Dinner with(out) Julian Assange

Several days ago, at dinner with friends in London, I was asked what I thought Julian Assange of Wikileaks motivation was.

To me, his motivation is not the issue. There are several players in this story:

22-year-old private Bradley Manning who as an intelligence analyst stationed in Iraq has – it has been reported - managed to access, download and export 250,000 classified State Department documents. He has been incarcerated without trial in apparently inhumane conditions at a US Marine base in Virginia.

Julian Assange who runs Wikileaks and has not been accused of anything other than some unconnected rape charges. Assange’s supporters - and there is a growing number of those - firmly believe that these are trumped up charges. Some even suggest that the Swedish women, who had sex with Assange before going to the police, work for the CIA.

The newspapers that print the leaks and probably increase their circulation and profits as a result are just net gainers. I am glad that it’s the Guardian and not one of the Murdoch papers.

And the real culprits? What interests me is not Assange's motivation but why we have not heard about the imprisonment of the real culprits? Are they in a cell so deep that no one can reach them? Or have they already been secretly executed?

Why was it possible for a junior, very junior soldier stationed in Iraq to have access to so much classified material that in no way could have been relevant to whatever his work was? Why was secret material downloadable? Why is it possible to transfer secret documents to external systems? Who created the programs that were meant to prevent that? What were the specifications? Who was in charge?

I actually believe that civil servants should be able to correspond without thinking that everything they say or write will be available to the general public. It is neither the soldier who stole the documents nor anyone who makes them available that are responsible to ensure the safety of this system. Those whose responsibility it was have betrayed the confidence entrusted to them by their country. These are the people who should be in the solitary confinement cells.

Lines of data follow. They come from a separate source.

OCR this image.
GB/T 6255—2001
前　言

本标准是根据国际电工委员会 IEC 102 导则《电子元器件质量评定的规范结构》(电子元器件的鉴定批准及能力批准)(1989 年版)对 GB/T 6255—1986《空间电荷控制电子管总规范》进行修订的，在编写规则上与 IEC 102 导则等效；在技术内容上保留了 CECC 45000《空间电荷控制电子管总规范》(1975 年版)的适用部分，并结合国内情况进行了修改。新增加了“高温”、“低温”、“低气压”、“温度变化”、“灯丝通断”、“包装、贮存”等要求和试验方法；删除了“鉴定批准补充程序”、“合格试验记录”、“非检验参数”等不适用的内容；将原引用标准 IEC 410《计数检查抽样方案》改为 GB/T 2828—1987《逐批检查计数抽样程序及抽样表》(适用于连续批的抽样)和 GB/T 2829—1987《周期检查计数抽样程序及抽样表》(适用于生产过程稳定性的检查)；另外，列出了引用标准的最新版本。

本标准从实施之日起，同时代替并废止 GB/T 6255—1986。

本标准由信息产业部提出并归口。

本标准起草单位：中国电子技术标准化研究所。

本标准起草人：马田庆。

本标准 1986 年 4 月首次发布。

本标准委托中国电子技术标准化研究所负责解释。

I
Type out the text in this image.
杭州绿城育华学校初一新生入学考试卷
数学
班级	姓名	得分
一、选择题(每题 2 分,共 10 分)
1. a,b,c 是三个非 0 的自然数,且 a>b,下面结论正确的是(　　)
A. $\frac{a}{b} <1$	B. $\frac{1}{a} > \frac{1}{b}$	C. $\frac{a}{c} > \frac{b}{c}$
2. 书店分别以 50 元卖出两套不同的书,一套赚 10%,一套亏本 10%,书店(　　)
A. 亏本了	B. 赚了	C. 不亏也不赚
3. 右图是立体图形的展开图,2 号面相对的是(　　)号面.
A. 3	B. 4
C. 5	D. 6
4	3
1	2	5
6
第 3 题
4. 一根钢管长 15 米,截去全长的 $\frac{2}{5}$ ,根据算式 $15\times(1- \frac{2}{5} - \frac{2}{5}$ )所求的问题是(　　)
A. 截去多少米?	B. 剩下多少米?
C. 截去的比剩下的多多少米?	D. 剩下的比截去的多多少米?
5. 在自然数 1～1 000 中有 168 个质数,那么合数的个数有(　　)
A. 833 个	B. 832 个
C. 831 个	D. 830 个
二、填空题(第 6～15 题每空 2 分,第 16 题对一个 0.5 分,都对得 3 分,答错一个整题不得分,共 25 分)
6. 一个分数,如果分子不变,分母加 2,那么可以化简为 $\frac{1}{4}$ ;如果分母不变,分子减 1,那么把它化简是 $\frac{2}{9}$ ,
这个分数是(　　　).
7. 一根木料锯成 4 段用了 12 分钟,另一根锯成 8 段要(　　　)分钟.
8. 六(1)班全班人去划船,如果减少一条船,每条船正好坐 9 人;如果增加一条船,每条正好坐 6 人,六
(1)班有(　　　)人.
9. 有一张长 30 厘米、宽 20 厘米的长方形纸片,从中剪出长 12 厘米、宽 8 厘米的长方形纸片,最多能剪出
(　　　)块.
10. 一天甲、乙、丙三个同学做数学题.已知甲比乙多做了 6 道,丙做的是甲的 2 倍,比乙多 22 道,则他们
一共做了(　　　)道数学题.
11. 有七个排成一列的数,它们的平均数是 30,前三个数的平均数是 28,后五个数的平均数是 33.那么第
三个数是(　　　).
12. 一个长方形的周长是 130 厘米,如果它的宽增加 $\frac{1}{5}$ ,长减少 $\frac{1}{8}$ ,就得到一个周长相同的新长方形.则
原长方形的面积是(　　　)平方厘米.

This, of course, will not happen. They are – in all likelihood - all chums and I expect that the Head of the emotionally named Department for Homeland Security, the enormous apparatus that has evidently failed in securing the Homeland continues to play golf with the director of the FBI, the head of computer and system security of the State Department and the CEO of the company that supplies the clever programs that allowed all this happen.

1 comment:

  1. thanks for your insights/thoughts - many of which I find too true for comfort.